While having the children here will initially create more jobs, in the long run, it will reduce jobs. It will also reduce help and resources for American citizens.(In fact,  many charities routinely turn away people who aren't immigrants, since immigrants are considered more needy for some reason).  It will also set a bad precedent by accepting all these kids, because then more and more people will flee here to the USA.  The USA can not take everyone in the world who doesn't like where they live. 

Perhaps the real answer is for immigrants to remain in their own countries and advocate for change, and try to make their own country a better place; rather than fleeing somewhere else.

iVillage Member
Registered: 07-30-2004
Tue, 07-29-2014 - 10:26am

      Jyladvik, I don’t know if in the long run having more children here will reduce jobs or reduce help and resources for American citizens.  I believe that many will become productive, law abiding residents of the United States.  As I pointed out earlier these children coming from Central America are in the United States legally because of the William Wilberforce Trafficking Victims Protection Reauthorization Act of 2008, whose purpose, as I understand is to protect victims of human trafficking, including sex trafficking.  It does not apply to children from Mexico or Canada and does not apply to adults, so I don’t know how strong a precedent it would be.  The children who are allowed to remain in this county legally would have to show they were or potentially would be victims of human trafficking including sex trafficking.  It is possible that the real answer would be for these children to remain in their country, but as I see it the better answer might be for these children to remain in the United States, get a good education and then be better able to help their country of origin.  I don’t know, one could propose a number of different possibilities.  On the other hand if they remain in their country of origin they may be killed before they reach adulthood. 

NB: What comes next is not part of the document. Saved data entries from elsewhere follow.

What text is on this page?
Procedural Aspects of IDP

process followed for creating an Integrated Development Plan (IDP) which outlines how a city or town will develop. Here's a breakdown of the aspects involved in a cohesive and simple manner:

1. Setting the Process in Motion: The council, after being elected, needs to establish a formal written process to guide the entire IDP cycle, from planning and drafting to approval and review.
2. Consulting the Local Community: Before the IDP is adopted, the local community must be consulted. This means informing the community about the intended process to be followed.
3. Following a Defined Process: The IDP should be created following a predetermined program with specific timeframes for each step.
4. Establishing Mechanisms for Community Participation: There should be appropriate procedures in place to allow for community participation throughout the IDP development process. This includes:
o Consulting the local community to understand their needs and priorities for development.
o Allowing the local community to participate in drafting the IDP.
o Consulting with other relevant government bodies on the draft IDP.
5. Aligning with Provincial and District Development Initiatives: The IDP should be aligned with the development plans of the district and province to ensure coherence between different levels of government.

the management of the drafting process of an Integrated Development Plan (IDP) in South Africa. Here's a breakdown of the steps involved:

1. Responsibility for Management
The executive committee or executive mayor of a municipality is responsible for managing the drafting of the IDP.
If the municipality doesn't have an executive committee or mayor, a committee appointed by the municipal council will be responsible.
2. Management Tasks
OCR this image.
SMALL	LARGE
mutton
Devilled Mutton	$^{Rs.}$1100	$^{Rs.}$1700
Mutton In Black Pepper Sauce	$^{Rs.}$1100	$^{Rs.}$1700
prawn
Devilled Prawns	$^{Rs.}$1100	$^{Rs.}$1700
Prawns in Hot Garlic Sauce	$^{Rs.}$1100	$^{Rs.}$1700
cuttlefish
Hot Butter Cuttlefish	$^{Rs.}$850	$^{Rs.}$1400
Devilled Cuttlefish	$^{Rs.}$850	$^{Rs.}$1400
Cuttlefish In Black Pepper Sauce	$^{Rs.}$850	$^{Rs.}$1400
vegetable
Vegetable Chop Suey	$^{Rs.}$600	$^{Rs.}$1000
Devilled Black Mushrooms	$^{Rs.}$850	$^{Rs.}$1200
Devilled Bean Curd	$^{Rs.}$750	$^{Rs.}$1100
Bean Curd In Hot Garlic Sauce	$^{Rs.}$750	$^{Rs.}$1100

      I did not advocate and I know of no one who has advocated that the United State take in everyone in the world who doesn’t like where they live.  The number of children coming to the United States, because of this law is small relative to the population of the United States and it appears from data I showed earlier in this thread that the total number of illegal immigrates in the United States has been declining.  It is possible that this law would result in the average person born in the United States to be somewhat worse off, I don’t know that, but taking everything into consideration I do not feel that these children coming to the United States constitutes anything near an immigration crisis for the United States and I believe that the real crisis is for the children of those Central American countries.

      Tom,

iVillage Member
Registered: 11-13-2011
Thu, 07-31-2014 - 6:45pm

I don't believe they would be killed in their country of origin, what proof do you have their life is in danger? They are probably no more likely to be killed than a child here in the USA. We already have problems with charities here in the USA that refuse clothing and food to US citizens, especially if they are white.

iVillage Member
Registered: 07-30-2004
Fri, 08-01-2014 - 10:43am

      Jyladvik, the evidence that they would more likely be killed (I didn’t say they would definitely be killed) in their country of origin is that the homicide rate per 100,000 people for 2012, according to the United Nations Office on Drugs and Crime (UNODC) is 90.4 for Honduras, 44.7 for El Salvador, 39.9 for Guatemala and 4.7 for the United States.  So according to these figures the average person in Honduras is 19 times more likely to be murdered in Honduras than in the United States, 10 more times in El Salvador than the United States and 8 more time in Guatemala than the United States.  And again until they fail to show for a court date, if they do fail to do so, they are in the United States legally.